5. Il résulte de ces dispositions que l'administration doit se placer à la date de la demande de pension de l'intéressé pour évaluer ses droits à pension militaire d'invalidité, et notamment le taux d'invalidité résultant de l'infirmité en cause, soit en l'espèce, pour l'infirmité liée à l'algie vasculaire faciale dont souffre M. C..., au 11 septembre 2015.
6. Pour leur application, une infirmité doit être regardée comme résultant d'une blessure lorsqu'elle trouve son origine dans une lésion soudaine, consécutive à un fait précis de service.

7. Le guide barème, auquel l'administration se réfère, précise que l'appréciation de l'invalidité provoquée par les névralgies, auxquelles sont assimilées les algies, est un problème des plus délicats. Elles sont en effet des troubles essentiellement subjectifs, qui mettent en cause le degré de sincérité du malade, sa suggestibilité, son coefficient de tolérance, d'émotivité ou de pusillanimité. Selon ce guide, ces pathologies d'intensité moyenne, avec signes objectifs manifestes, gêne considérable de la marche et du travail donnent droit à un taux d'invalidité entre 25 et 40 %.

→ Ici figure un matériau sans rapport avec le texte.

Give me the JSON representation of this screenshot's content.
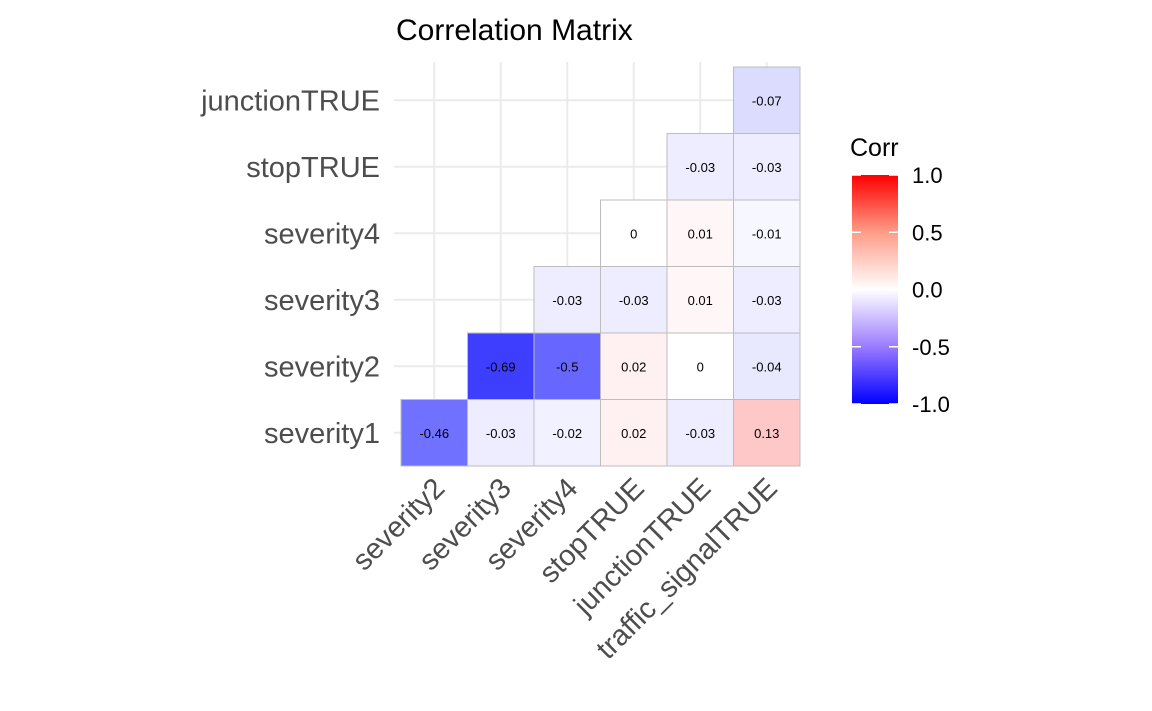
{
  "chart_data": {
    "type": "heatmap",
    "title": "Correlation Matrix",
    "x_categories": [
      "severity2",
      "severity3",
      "severity4",
      "stopTRUE",
      "junctionTRUE",
      "traffic_signalTRUE"
    ],
    "y_categories": [
      "severity1",
      "severity2",
      "severity3",
      "severity4",
      "stopTRUE",
      "junctionTRUE"
    ],
    "cells": [
      {
        "x": "severity2",
        "y": "severity1",
        "value": -0.46,
        "label": "-0.46"
      },
      {
        "x": "severity3",
        "y": "severity1",
        "value": -0.03,
        "label": "-0.03"
      },
      {
        "x": "severity4",
        "y": "severity1",
        "value": -0.02,
        "label": "-0.02"
      },
      {
        "x": "stopTRUE",
        "y": "severity1",
        "value": 0.02,
        "label": "0.02"
      },
      {
        "x": "junctionTRUE",
        "y": "severity1",
        "value": -0.03,
        "label": "-0.03"
      },
      {
        "x": "traffic_signalTRUE",
        "y": "severity1",
        "value": 0.13,
        "label": "0.13"
      },
      {
        "x": "severity3",
        "y": "severity2",
        "value": -0.69,
        "label": "-0.69"
      },
      {
        "x": "severity4",
        "y": "severity2",
        "value": -0.5,
        "label": "-0.5"
      },
      {
        "x": "stopTRUE",
        "y": "severity2",
        "value": 0.02,
        "label": "0.02"
      },
      {
        "x": "junctionTRUE",
        "y": "severity2",
        "value": 0,
        "label": "0"
      },
      {
        "x": "traffic_signalTRUE",
        "y": "severity2",
        "value": -0.04,
        "label": "-0.04"
      },
      {
        "x": "severity4",
        "y": "severity3",
        "value": -0.03,
        "label": "-0.03"
      },
      {
        "x": "stopTRUE",
        "y": "severity3",
        "value": -0.03,
        "label": "-0.03"
      },
      {
        "x": "junctionTRUE",
        "y": "severity3",
        "value": 0.01,
        "label": "0.01"
      },
      {
        "x": "traffic_signalTRUE",
        "y": "severity3",
        "value": -0.03,
        "label": "-0.03"
      },
      {
        "x": "stopTRUE",
        "y": "severity4",
        "value": 0,
        "label": "0"
      },
      {
        "x": "junctionTRUE",
        "y": "severity4",
        "value": 0.01,
        "label": "0.01"
      },
      {
        "x": "traffic_signalTRUE",
        "y": "severity4",
        "value": -0.01,
        "label": "-0.01"
      },
      {
        "x": "junctionTRUE",
        "y": "stopTRUE",
        "value": -0.03,
        "label": "-0.03"
      },
      {
        "x": "traffic_signalTRUE",
        "y": "stopTRUE",
        "value": -0.03,
        "label": "-0.03"
      },
      {
        "x": "traffic_signalTRUE",
        "y": "junctionTRUE",
        "value": -0.07,
        "label": "-0.07"
      }
    ],
    "legend": {
      "title": "Corr",
      "range": [
        -1.0,
        1.0
      ],
      "ticks": [
        "1.0",
        "0.5",
        "0.0",
        "-0.5",
        "-1.0"
      ],
      "low_color": "#0000ff",
      "mid_color": "#ffffff",
      "high_color": "#ff0000",
      "placement": "right"
    },
    "grid": true,
    "x_tick_rotation_degrees": 45
  }
}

8. Dans son rapport d'expertise médicale du 15 janvier 2024, le médecin neurologue, qui rappelle que la littérature médicale confirme l'existence d'AVF causées par un traumatisme, indique que, depuis le choc pendant le temps du service dont il a été victime à l'arcade sourcilière droite lors d'un match de rugby le 21 décembre 2012, M. C... souffre de cette pathologie migraineuse atypique sévère et que cette dernière s'est aggravée, en particulier depuis des séances de tir d'entraînement le 14 juillet 2013 et de course à pied le 8 septembre 2014. Il résulte plus particulièrement de ce rapport que, malgré le délai qui sépare l'accident du 21 décembre 2012 de sa demande de pension pour infirmité, une filiation médicale directe et certaine existe entre cet accident et l'AVF dont il souffre. Si le ministre attribue cette algie au choc à l'origine de céphalées migraineuses subi du côté gauche par M. C... en octobre 2009 lors d'une rixe en dehors du service, rien au dossier ne permet de rattacher de manière plausible ces deux affections entre elles. Si M. C... ne s'est plaint de douleurs associées à l'AFV qu'au début du mois de janvier 2013, et non dans la semaine suivant le choc alors que, selon l'article de la revue médicale repris par l'expert dans son rapport, l'algie se développe dans ce délai, ce seul fait ne saurait suffire à remettre en cause la filiation médicale directe retenue par l'expertise. Il apparaît ainsi qu'une " filiation " au sens des dispositions ci-dessus existe entre l'accident qui s'est produit le 21 décembre 2012, mais également les deux autres évènements " traumatiques " survenus par la suite, et l'algie dont souffre M. C.... Sans être sérieusement contesté sur ce point, l'expert chiffre le taux de déficit fonctionnel de l'intéressé au taux de 30 % au 23 mars 2016, date de consolidation de sa pathologie, qui correspond à des troubles d'intensité moyenne, dans les limites fixées par le guide barème.

9. Il résulte de tout ce qui précède que M. C... est fondé à soutenir que c'est à tort que, par le jugement attaqué, le tribunal administratif de Lyon a rejeté sa demande dirigée contre la décision du 3 octobre 2017 rejetant sa demande de pension militaire.

10. L'exécution du présent arrêt implique que la pension militaire d'invalidité de M. C... soit liquidée en tenant compte d'un taux de 30 % pour l'infirmité " algie vasculaire de la face ", à compter du 11 septembre 2015, date de la demande. Par suite, il y a lieu d'enjoindre au ministre des armées d'y procéder, dans un délai de deux mois à compter de la notification du présent arrêt.


Sur les dépens :


11. Les frais et honoraires de l'expertise judiciaire prescrite le 31 mars 2022 doivent être mis à la charge définitive de l'État.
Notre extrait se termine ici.